Ethelred to William I

England’s rulers from the king who lost his crown to the Danes, to the French duke who took the crown from the English.

King Ethelred the Unready 978-1016 to King William I 1066-1087

Introduction

This post is number 2 in the series Kings and Queens of England

The House of Wessex consolidated its rule in 10th-century England, until Ethelred ‘the Unready’ came to the throne in 978. Thereafter, the kingdom was weakened by corruption and intrigue at court, and in 1013 the Danish King Sweyn took the English crown...

ETHELRED ‘the Unready’ forfeited his crown to the Danish king Sweyn in 1013.* He briefly recovered it a year later for his son Edmund to inherit, but despite earning the name ‘Ironside’ in his resistance, Edmund lost out in 1016 to Canute, Sweyn’s son.

From 1035, Harold ‘Harefoot’ and Hardicanute, Canute’s sons by his first wife, shared the kingdom, until Hardicanute became sole ruler in 1040. On his death two years later, the crown passed to Edward ‘the Confessor’, Canute’s son by his second wife, Ethelred’s widow Emma. Edward arrived from Normandy, his mother’s home, and kept the kingdom steady.
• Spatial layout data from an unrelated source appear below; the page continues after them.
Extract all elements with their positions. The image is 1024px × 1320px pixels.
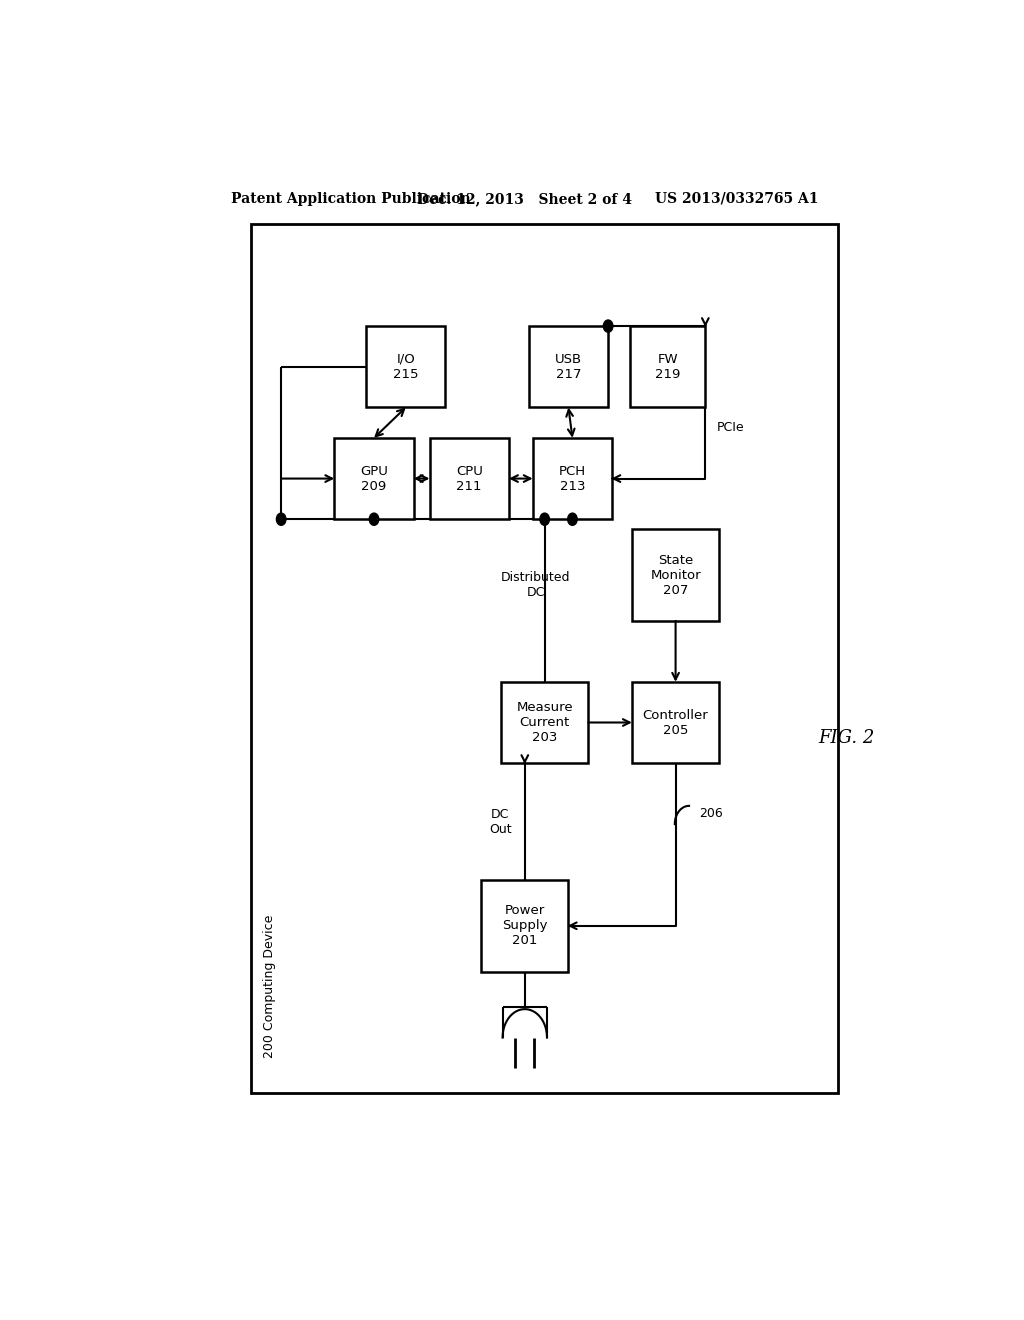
Text: FW
219: FW 219 [655, 352, 680, 380]
Text: Distributed
DC: Distributed DC [501, 572, 570, 599]
Bar [528, 326, 608, 408]
Text: 206: 206 [699, 808, 723, 821]
Circle shape [276, 513, 286, 525]
Bar [532, 438, 612, 519]
Circle shape [370, 513, 379, 525]
Text: I/O
215: I/O 215 [393, 352, 419, 380]
Bar [501, 682, 588, 763]
Bar [430, 438, 509, 519]
Text: Patent Application Publication: Patent Application Publication [231, 191, 471, 206]
Circle shape [603, 319, 613, 333]
Bar [630, 326, 706, 408]
Circle shape [567, 513, 578, 525]
Text: Dec. 12, 2013   Sheet 2 of 4: Dec. 12, 2013 Sheet 2 of 4 [418, 191, 632, 206]
Bar [251, 224, 839, 1093]
Text: Power
Supply
201: Power Supply 201 [502, 904, 548, 948]
Bar [632, 529, 719, 620]
Bar [334, 438, 414, 519]
Text: Controller
205: Controller 205 [643, 709, 709, 737]
Bar [481, 880, 568, 972]
Circle shape [540, 513, 550, 525]
Text: State
Monitor
207: State Monitor 207 [650, 553, 700, 597]
Text: USB
217: USB 217 [555, 352, 582, 380]
Bar [632, 682, 719, 763]
Text: PCIe: PCIe [717, 421, 744, 434]
Text: 200 Computing Device: 200 Computing Device [263, 915, 275, 1059]
Text: DC
Out: DC Out [489, 808, 512, 836]
Text: GPU
209: GPU 209 [360, 465, 388, 492]
Text: FIG. 2: FIG. 2 [818, 729, 874, 747]
Text: US 2013/0332765 A1: US 2013/0332765 A1 [655, 191, 818, 206]
Text: CPU
211: CPU 211 [456, 465, 482, 492]
Text: PCH
213: PCH 213 [559, 465, 586, 492]
Bar [367, 326, 445, 408]
Text: Measure
Current
203: Measure Current 203 [516, 701, 573, 744]
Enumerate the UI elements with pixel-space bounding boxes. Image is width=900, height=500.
Edward had no children, and in 1066, as he lay dying, he appointed Harold Godwinson, his brother-in-law, as his heir. But William, Duke of Normandy and Edward’s cousin once removed, claimed the same promise had already been made to him.* William invaded England, and at the Battle of Hastings on 14th October, 1066, Harold was killed. William of Normandy became King of England.
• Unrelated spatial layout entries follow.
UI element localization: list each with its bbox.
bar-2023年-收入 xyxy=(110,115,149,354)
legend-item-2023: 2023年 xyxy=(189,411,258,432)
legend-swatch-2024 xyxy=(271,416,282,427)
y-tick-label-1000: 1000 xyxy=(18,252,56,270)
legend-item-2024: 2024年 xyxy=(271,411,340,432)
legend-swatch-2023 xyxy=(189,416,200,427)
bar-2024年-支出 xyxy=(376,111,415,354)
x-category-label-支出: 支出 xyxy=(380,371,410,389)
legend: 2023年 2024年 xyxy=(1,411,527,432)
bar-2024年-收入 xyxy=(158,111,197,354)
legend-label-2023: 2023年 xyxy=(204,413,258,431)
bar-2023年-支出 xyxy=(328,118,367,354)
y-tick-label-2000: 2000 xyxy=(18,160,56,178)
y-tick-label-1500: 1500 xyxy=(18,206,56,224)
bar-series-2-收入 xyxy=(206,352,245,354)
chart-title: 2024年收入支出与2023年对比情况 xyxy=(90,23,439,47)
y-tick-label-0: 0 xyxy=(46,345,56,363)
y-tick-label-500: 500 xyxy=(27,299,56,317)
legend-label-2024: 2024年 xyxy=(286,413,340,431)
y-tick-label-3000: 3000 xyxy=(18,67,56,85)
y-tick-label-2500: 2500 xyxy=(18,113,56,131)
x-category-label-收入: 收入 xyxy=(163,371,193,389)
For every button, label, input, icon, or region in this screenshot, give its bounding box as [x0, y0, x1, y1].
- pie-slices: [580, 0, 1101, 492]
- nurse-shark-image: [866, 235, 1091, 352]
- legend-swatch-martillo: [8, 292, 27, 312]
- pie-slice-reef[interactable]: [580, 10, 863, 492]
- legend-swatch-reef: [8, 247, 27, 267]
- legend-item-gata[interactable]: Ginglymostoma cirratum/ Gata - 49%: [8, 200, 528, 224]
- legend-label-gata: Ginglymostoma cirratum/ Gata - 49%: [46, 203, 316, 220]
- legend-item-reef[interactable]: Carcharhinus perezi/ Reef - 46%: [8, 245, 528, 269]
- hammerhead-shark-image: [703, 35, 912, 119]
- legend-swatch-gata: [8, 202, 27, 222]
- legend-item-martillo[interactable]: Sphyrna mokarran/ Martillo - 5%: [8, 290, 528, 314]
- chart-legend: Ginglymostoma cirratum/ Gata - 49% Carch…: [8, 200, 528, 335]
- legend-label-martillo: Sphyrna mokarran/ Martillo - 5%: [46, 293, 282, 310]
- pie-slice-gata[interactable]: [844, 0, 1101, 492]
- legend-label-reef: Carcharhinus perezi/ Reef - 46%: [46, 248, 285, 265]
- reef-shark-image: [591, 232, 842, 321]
Next in series: William I to John

‘Unready’ here does not mean ‘ill-prepared’, but ‘badly advised’, being a corruption of the Old English word unrede, ‘no-counsel’. It was a play on his Christian name, Ethelred, ‘wise-counsel’.
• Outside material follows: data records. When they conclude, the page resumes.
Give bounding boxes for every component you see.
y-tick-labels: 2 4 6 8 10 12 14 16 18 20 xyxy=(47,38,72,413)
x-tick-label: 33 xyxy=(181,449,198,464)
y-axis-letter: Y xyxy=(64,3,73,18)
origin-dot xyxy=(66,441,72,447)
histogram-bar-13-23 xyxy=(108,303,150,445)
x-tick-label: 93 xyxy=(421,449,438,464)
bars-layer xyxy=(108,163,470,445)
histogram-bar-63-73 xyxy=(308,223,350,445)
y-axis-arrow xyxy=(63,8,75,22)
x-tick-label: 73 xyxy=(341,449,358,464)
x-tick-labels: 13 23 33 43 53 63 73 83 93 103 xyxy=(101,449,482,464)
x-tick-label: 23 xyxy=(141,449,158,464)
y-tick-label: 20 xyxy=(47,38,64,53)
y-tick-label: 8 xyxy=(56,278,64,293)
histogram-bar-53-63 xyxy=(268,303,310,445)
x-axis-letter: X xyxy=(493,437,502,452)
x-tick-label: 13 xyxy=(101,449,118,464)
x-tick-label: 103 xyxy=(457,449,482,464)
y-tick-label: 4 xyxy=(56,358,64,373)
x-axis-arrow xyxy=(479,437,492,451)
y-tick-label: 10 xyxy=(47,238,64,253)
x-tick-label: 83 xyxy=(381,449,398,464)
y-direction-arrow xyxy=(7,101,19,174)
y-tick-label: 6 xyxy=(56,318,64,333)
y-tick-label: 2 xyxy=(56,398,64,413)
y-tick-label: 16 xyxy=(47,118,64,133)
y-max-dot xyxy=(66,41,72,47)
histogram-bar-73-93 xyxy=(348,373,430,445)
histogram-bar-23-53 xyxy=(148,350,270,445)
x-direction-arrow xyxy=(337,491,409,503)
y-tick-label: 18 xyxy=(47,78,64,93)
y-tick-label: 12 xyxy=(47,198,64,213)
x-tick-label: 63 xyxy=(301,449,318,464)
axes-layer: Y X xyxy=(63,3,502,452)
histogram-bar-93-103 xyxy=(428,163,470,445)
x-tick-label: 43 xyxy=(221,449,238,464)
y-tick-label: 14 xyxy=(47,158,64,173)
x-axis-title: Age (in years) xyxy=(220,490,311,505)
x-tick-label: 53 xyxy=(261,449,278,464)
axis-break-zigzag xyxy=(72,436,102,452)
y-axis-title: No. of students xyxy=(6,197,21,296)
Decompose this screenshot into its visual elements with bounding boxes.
William’s grandfather, Richard II, Duke of Normandy, was the brother of Emma of Normandy, Edward’s mother.

Précis
Sweyn of Denmark’s son Canute married Ethelred’s widow Emma of Normandy, and their son Edward the Confessor steadied the kingdom after the upheavals of his father’s conquest. However, his death without issue in 1066 threw England into confusion, as his brother-in-law Harold and cousin William of Normandy fought over the crown, with William emerging the victor at Hastings.